Je crois qu’il ne s’offusquera pas si je dis de Thierry ZABOITZEFF que c’est un hypermnésique remarquable. En effet, profitant de l’accalmie événementielle forcée subie par tous les artistes et le public sous couvert de sécurité sanitaire, Thierry a régulièrement abondé une rubrique de son site relatant son incroyable parcours. Comme beaucoup de ses admirateurs, j’attendais régulièrement les nouvelles publications, année par année, qu’il publiait sur son site. Cette rubrique est une mine d’or pour tous les amateurs de musique et pour tous les musiciens tant elle regorge d’anecdotes qui sont tellement similaires au vécu de nombre de musiciens ayant commencé à tourner dans les années 1970. Pour en avoir un aperçu, c’est ici :

https://www.zaboitzeff.org/zaboitzeff-raconte.html

Ses collaborations sont multiples et on notera, pour faire court, son importante contribution de musicien compositeur jusqu’à ce jour avec la compagnie de danse autrichienne Editta BRAUN COMPANY et la magnifique période de ARIA PRIMITIVA dont témoignent deux superbes enregistrements : Work in Progress et Sleep no more. Sa période Thierry ZABOITZEFF & CREW, de 2002 à 2020, a aussi donné le jour à la magnifique Missa Furiosa dont voici un extrait, le Kyrie, donné en public :

La prétention du rédacteur ne saurait aller au-delà d’une invitation à explorer par vous-même ce triple album, qui, lui-même peut être comparé à la partie émergée d’un iceberg tant l’œuvre de Thierry ZABOITZEFF est dense et prolifique. Nous nous bornerons à vous en proposer quelques moments saillants ; mais ce choix est évidemment subjectif et peut s’apparenter à une sélection de cartes postales tirées d’un voyage impossible à résumer. Puisse-t-il vous inciter à faire vous-même ce voyage profond en compagnie du maestro.

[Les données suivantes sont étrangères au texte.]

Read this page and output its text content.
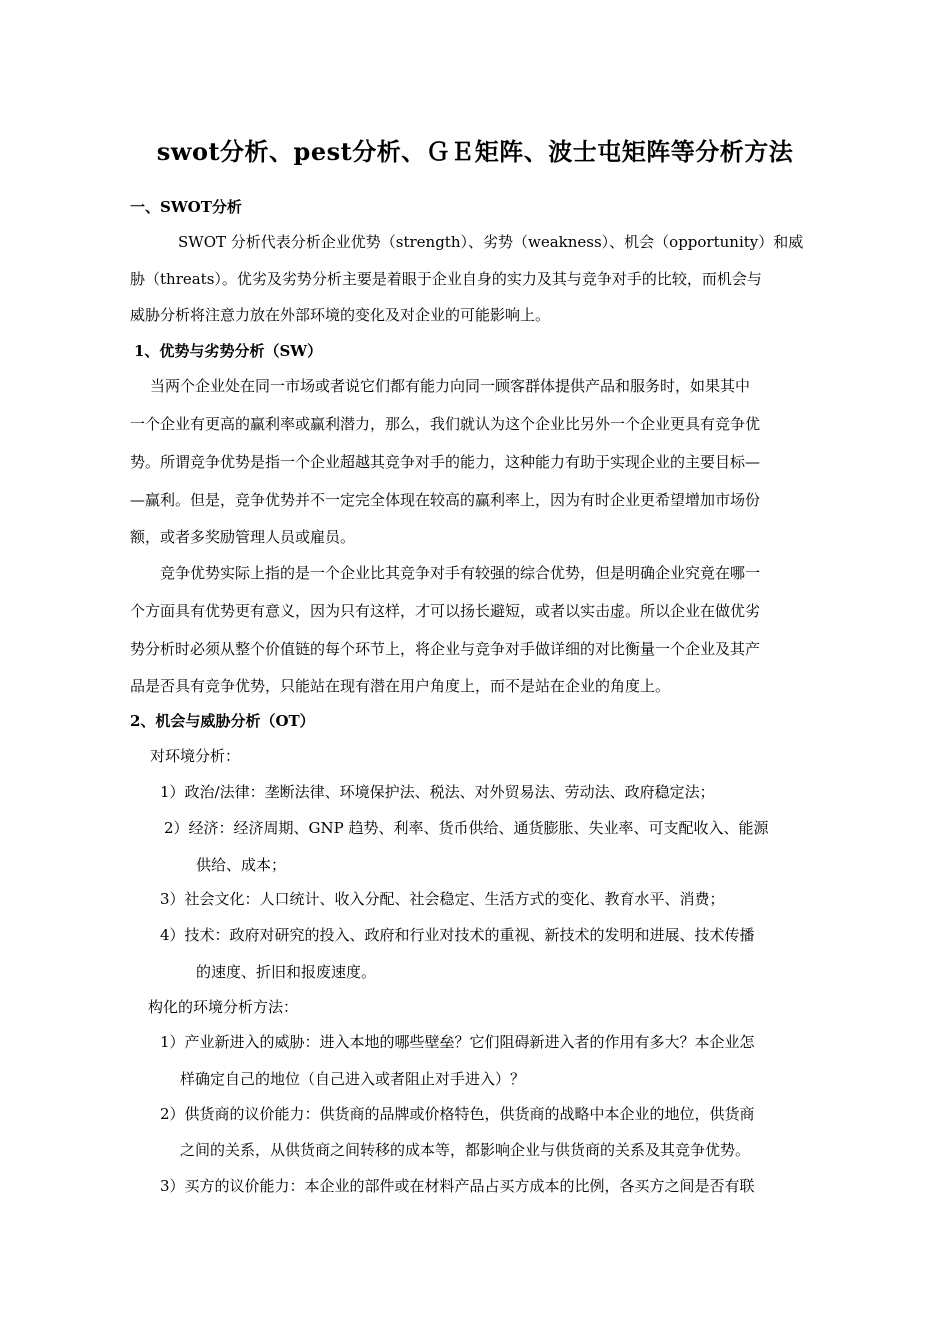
swot分析、pest分析、ＧＥ矩阵、波士屯矩阵等分析方法
一、SWOT分析
SWOT 分析代表分析企业优势（strength）、劣势（weakness）、机会（opportunity）和威
胁（threats）。优劣及劣势分析主要是着眼于企业自身的实力及其与竞争对手的比较，而机会与
威胁分析将注意力放在外部环境的变化及对企业的可能影响上。
1、优势与劣势分析（SW）
当两个企业处在同一市场或者说它们都有能力向同一顾客群体提供产品和服务时，如果其中
一个企业有更高的赢利率或赢利潜力，那么，我们就认为这个企业比另外一个企业更具有竞争优
势。所谓竞争优势是指一个企业超越其竞争对手的能力，这种能力有助于实现企业的主要目标—
—赢利。但是，竞争优势并不一定完全体现在较高的赢利率上，因为有时企业更希望增加市场份
额，或者多奖励管理人员或雇员。
竞争优势实际上指的是一个企业比其竞争对手有较强的综合优势，但是明确企业究竟在哪一
个方面具有优势更有意义，因为只有这样，才可以扬长避短，或者以实击虚。所以企业在做优劣
势分析时必须从整个价值链的每个环节上，将企业与竞争对手做详细的对比衡量一个企业及其产
品是否具有竞争优势，只能站在现有潜在用户角度上，而不是站在企业的角度上。
2、机会与威胁分析（OT）
对环境分析：
1）政治/法律：垄断法律、环境保护法、税法、对外贸易法、劳动法、政府稳定法；
2）经济：经济周期、GNP 趋势、利率、货币供给、通货膨胀、失业率、可支配收入、能源
供给、成本；
3）社会文化：人口统计、收入分配、社会稳定、生活方式的变化、教育水平、消费；
4）技术：政府对研究的投入、政府和行业对技术的重视、新技术的发明和进展、技术传播
的速度、折旧和报废速度。
构化的环境分析方法：
1）产业新进入的威胁：进入本地的哪些壁垒？它们阻碍新进入者的作用有多大？本企业怎
样确定自己的地位（自己进入或者阻止对手进入）？
2）供货商的议价能力：供货商的品牌或价格特色，供货商的战略中本企业的地位，供货商
之间的关系，从供货商之间转移的成本等，都影响企业与供货商的关系及其竞争优势。
3）买方的议价能力：本企业的部件或在材料产品占买方成本的比例，各买方之间是否有联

Voyage, justement, est le titre de la première pièce du premier CD. Cette pièce, composée en 2005, aux couleurs festives, ethniques, nous entraîne en Afrique, en Chine… Les timbres magnifiques où se mêlent en des textures de velours la basse et les staccatos des violoncelles sont bien représentatifs de la manière avec laquelle Thierry ZABOITZEFF assoit ses compositions. Cette prédominance du jeu des cordes frottées se retrouve dans la pièce suivante, Domagali, composée en 2007, où Thierry pose ce petit chorus de violoncelle à base d’harmoniques qui est bien dans sa manière.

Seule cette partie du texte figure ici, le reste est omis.